Maria-Montessori-Gesamtschule arbeitet Auschwitz-Reise nachhaltig auf

Auschwitz-Eindrücke unbedingt weitererzählen : Aachener Schüler arbeiten entsetzliche Vergangenheit nachhaltig auf

Wie kann man Auschwitz besuchen, ohne dass die Reise so etwas wie reiner Tourismus wird?“ Diese Frage stellten sich Schüler der Jahrgangsstufe 11 der Maria-Montessori-Gesamtschule. Unter Leitung ihrer Lehrer Thomas Schulte und Dennis Rütters bereiteten sie sich intensiv vor und suchten nach Projekten, mit denen sie das schwierige Thema in den Griff bekommen konnten.

Sie schrieben Kurzgeschichten, sprachen mit Überlebenden und entwarfen Kunstobjekte. Und sie folgten der Bitte einer Überlebenden: „Erzählt es weiter, erzählt weiter, was hier passiert ist.“ Das in all ihrer Konsequenz zu verstehen, fiel den Schülern offenbar gar nicht so leicht. „Ich kann nicht wirklich verstehen, was hier passiert ist“, sagt einer und nähert sich dem Thema, indem er selbst in einer Kurzgeschichte die Sicht eines Jungen einnimmt, der gerade ins Vernichtungslager Birkenau kommt.

Und gerade diese ganz unmittelbare Auseinandersetzung rührt die Schülerinnen und Schüler zutiefst. Nach der Gedenkstättenfahrt im vergangenen März und dem Abschluss ihrer eigenen Projekte trafen sie sich jetzt, um sich ihre Arbeiten gegenseitig vorzustellen.

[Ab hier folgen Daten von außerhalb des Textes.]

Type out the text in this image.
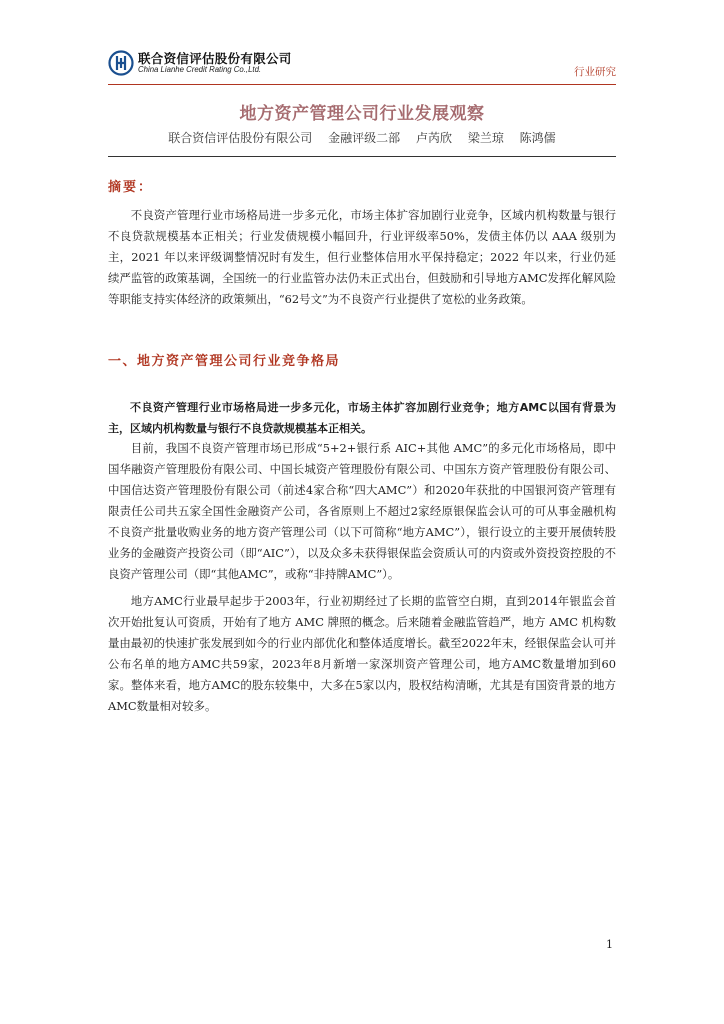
联合资信评估股份有限公司
China Lianhe Credit Rating Co.,Ltd.	行业研究
地方资产管理公司行业发展观察
联合资信评估股份有限公司 金融评级二部 卢芮欣 梁兰琼 陈鸿儒
摘要：

不良资产管理行业市场格局进一步多元化，市场主体扩容加剧行业竞争，区域内机构数量与银行不良贷款规模基本正相关；行业发债规模小幅回升，行业评级率50%，发债主体仍以 AAA 级别为主，2021 年以来评级调整情况时有发生，但行业整体信用水平保持稳定；2022 年以来，行业仍延续严监管的政策基调，全国统一的行业监管办法仍未正式出台，但鼓励和引导地方AMC发挥化解风险等职能支持实体经济的政策频出，“62号文”为不良资产行业提供了宽松的业务政策。

一、地方资产管理公司行业竞争格局

不良资产管理行业市场格局进一步多元化，市场主体扩容加剧行业竞争；地方AMC以国有背景为主，区域内机构数量与银行不良贷款规模基本正相关。

目前，我国不良资产管理市场已形成“5+2+银行系 AIC+其他 AMC”的多元化市场格局，即中国华融资产管理股份有限公司、中国长城资产管理股份有限公司、中国东方资产管理股份有限公司、中国信达资产管理股份有限公司（前述4家合称“四大AMC”）和2020年获批的中国银河资产管理有限责任公司共五家全国性金融资产公司，各省原则上不超过2家经原银保监会认可的可从事金融机构不良资产批量收购业务的地方资产管理公司（以下可简称“地方AMC”），银行设立的主要开展债转股业务的金融资产投资公司（即“AIC”），以及众多未获得银保监会资质认可的内资或外资投资控股的不良资产管理公司（即“其他AMC”，或称“非持牌AMC”）。

地方AMC行业最早起步于2003年，行业初期经过了长期的监管空白期，直到2014年银监会首次开始批复认可资质，开始有了地方 AMC 牌照的概念。后来随着金融监管趋严，地方 AMC 机构数量由最初的快速扩张发展到如今的行业内部优化和整体适度增长。截至2022年末，经银保监会认可并公布名单的地方AMC共59家，2023年8月新增一家深圳资产管理公司，地方AMC数量增加到60家。整体来看，地方AMC的股东较集中，大多在5家以内，股权结构清晰，尤其是有国资背景的地方AMC数量相对较多。

1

Greta Minderjahn hat eine kleine Installation angefertigt: Stacheldraht, Spiegel, die den Betrachter mit sich selbst konfrontieren sollen, und als Basis selbst angefertigte Zeichnungen, angeordnet in Form eines Davidsterns. Lina Knipprath stellte so etwas wie ein Schatzkästchen vor: Darin verbergen sich kleine Fotos, die den dazu passenden Sätzen zugeordnet werden sollen. Bei diesem Memory greift sie Themen wie beispielsweise die verbrecherischen Forschungen des Nazi-Arztes Josef Mengele an Zwillingen auf.

Eileen Jägers hat das Thema „Prostitution“ im Lager aufgearbeitet. „Obwohl die Nazis Prostitution eigentlich verurteilten, gab es in Auschwitz Zwangsprostituierte, die die Insassen teilweise zur Belohnung besuchen durften“, erzählt sie. Sie hat eine kleine Unterrichtsreihe entwickelt, mit der Lehrer das Thema behandeln können. Dennis Rütters selbst ist begeistert von dem großen Engagement seiner Schülerinnen und Schüler. Ihnen selbst sind die Fahrt und die Auseinandersetzung mit dem Thema der Massenvernichtung unter die Haut gegangen. „Und das wirkt noch nach“, sagen sie.

Ihre Projekte sind sicher eine gute Herangehensweise, um dem Wunsch der Auschwitz-Überlebenden gerecht zu werden: „Erzählt von Auschwitz!“ Denn davon zu erzählen, ist offensichtlich nicht leicht. In den Texten und Projekten der Schüler wird das Lagerleben einmal mehr lebendig. Ein Schüler schreibt über die Baracken und vergleicht die Unterbringung der Juden dort mit unwürdiger Massentierhaltung. „Damals waren noch nicht einmal die Böden betoniert, sodass die Menschen, die keinen Schlafplatz in den Hochbetten gefunden hatten, im Dreck und Schlamm schlafen mussten“, schreibt er.

Die Arbeiten der Schüler sollen zum Teil im Unterricht der zehnten Klassen verwendet werden. In einer 15-minütige Radio-Reportage haben alle ihre Eindrücke zusammengefasst.